Pierwszy ważny bieg – ucieczka z domu. Miał osiem lat, dostał od matki lanie, dziś twierdzi, że zasłużył. Ale w gniewie pobiegł do Isfahanu, do wuja i ciotki, 450 kilometrów. Wujostwo przyjęło chłopaka pod dach, znów posłało do szkoły. Odwdzięczał się jak potrafił, po lekcjach biegł ponad 20 km do pracy u mechanika. Pieniądze oddawał. Dostał rower i wyszło, że do kolarstwa też ma talent. Nawet wzięli go do reprezentacji Iranu juniorów.
W Isfahanie uciekł też od islamu. Chciał być aktywistą pokojowym, bez nakazów religii, ale władza uznała, że to niebezpieczny pomysł. Miał 19 lat, gdy go aresztowano. Właściwie to sam się prosił: jadł w czasie ramadanu, nosił koszulkę z Michaelem Jacksonem i posiadał w chwili zatrzymania wideokasetę z zabronionym filmem, komedią romantyczną.
W Ameryce opowiedział, jak w celi tortur spędził 45 dni. – Złamali mi ramię, bili pałką, przypalali gorącymi prętami, czasem wieszali za nadgarstki na drzewie. Traciłem przytomność. Modliłem się, by umrzeć – opisywał. W końcu został uznany z względnie nieszkodliwego i wylądował na półtora roku w zwykłym więzieniu. – Tam, można rzec, miałem komfort, mogłem ćwiczyć i pracować jako mechanik przy autach oficerów. Bieganie trzymało mnie przy zdrowych zmysłach – wspominał.

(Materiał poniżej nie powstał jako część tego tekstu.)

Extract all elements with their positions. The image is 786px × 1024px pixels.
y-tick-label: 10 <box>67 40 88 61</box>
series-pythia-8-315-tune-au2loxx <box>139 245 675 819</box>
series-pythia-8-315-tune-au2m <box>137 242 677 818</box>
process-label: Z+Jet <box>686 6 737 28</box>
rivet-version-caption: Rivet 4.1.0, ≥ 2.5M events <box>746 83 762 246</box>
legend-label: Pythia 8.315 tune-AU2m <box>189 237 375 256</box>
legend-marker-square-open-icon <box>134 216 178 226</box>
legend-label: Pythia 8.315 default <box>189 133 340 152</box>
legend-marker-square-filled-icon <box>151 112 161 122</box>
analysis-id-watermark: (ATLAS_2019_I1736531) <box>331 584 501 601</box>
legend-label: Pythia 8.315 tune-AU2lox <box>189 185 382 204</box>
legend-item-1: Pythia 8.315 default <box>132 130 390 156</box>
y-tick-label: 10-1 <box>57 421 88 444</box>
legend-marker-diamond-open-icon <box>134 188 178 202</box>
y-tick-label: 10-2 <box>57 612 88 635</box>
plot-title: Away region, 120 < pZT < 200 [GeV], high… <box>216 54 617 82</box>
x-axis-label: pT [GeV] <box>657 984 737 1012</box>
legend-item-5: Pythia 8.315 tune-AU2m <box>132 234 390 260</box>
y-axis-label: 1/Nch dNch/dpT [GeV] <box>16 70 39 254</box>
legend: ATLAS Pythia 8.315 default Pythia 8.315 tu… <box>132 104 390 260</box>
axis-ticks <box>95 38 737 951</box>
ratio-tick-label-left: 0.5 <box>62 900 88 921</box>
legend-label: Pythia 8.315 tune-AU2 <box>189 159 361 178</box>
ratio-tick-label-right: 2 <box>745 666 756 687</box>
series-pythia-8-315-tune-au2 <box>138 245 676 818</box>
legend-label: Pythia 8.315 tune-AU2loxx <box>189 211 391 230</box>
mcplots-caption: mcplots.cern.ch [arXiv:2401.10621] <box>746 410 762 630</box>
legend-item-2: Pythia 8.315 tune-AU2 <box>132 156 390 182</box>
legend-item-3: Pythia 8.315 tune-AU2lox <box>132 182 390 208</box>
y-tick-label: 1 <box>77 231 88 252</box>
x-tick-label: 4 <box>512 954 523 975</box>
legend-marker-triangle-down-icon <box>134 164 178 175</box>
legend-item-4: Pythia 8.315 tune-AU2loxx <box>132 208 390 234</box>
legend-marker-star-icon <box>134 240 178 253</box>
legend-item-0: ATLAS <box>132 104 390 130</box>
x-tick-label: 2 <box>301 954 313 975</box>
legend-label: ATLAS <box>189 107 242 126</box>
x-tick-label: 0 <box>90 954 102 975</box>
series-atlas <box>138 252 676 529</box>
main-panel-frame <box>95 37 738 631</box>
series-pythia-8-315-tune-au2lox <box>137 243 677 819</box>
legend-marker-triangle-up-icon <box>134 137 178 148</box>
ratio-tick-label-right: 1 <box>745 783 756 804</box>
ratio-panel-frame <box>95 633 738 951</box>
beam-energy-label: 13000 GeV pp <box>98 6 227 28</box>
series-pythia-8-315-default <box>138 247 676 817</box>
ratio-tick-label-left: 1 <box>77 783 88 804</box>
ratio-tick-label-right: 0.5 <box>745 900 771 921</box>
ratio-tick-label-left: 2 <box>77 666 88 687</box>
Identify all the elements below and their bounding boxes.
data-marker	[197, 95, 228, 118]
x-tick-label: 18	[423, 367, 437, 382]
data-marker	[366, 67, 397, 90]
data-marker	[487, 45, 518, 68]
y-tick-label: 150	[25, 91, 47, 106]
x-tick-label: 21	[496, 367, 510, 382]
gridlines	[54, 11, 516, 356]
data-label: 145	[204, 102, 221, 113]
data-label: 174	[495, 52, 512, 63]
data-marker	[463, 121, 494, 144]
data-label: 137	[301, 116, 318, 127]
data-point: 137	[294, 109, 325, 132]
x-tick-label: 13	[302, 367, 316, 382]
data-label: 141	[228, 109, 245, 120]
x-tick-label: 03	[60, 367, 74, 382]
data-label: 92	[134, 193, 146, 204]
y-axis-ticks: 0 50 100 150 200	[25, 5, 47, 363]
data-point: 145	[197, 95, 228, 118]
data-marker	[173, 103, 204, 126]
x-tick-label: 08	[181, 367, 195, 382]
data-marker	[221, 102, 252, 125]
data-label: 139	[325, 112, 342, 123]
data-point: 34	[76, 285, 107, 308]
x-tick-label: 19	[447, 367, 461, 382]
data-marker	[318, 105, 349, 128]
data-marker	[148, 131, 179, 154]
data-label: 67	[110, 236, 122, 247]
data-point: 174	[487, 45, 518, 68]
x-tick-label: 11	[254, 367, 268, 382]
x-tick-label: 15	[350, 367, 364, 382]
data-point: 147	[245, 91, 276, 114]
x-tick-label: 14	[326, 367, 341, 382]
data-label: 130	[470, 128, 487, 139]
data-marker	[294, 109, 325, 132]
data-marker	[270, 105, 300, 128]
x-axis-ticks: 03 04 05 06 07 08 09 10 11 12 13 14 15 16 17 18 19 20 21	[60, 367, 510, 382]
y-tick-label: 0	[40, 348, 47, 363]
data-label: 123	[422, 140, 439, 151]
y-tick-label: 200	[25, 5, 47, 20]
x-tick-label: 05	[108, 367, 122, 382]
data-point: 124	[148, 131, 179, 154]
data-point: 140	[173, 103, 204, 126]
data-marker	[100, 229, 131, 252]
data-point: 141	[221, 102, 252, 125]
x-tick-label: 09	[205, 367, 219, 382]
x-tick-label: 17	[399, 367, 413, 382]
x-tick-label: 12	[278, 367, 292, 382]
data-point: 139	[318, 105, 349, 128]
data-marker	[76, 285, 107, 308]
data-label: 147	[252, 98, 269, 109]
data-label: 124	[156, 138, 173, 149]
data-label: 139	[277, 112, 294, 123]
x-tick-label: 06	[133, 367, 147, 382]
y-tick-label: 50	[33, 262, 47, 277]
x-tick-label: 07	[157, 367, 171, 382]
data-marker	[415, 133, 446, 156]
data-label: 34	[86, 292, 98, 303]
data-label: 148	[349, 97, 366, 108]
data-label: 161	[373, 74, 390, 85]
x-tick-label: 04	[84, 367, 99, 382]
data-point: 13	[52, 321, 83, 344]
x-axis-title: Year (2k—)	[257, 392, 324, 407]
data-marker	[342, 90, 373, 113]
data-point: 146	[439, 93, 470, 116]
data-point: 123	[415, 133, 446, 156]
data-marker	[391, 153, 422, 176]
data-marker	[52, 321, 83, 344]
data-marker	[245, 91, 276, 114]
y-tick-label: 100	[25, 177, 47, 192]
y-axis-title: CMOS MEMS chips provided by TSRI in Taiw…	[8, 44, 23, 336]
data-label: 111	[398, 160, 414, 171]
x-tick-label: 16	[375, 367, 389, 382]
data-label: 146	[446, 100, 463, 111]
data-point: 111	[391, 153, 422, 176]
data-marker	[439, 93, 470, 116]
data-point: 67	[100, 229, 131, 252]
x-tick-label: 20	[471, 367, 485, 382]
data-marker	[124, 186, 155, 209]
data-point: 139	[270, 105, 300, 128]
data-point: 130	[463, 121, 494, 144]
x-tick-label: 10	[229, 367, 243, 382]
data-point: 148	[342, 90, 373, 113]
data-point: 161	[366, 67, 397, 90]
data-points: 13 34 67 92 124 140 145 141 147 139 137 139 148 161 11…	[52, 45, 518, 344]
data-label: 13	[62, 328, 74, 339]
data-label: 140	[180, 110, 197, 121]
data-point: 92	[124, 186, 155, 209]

Po wyjściu z więzienia wrócił do drużyny kolarskiej. Formę miał. Pojechał na zawody do Niemiec. Tam został. – Zmęczył mnie brak wolności. Nawet jak zapuściłem włosy, to mi je golili. Musiałem uciec – powtarzał swoją historię. Następne cztery lata jeździł na rowerze w niemieckiej grupie. Do życia wystarczały mu grosze i uprzejmość ludzi, spał gdzie pozwolili, poza żelaznymi płucami niewiele miał. Jak dostał niemiecki paszport, poczuł, że musi jechać dalej, hen przed siebie. Tylko z plecakiem i rowerem. Pociągami i ciężarówkami.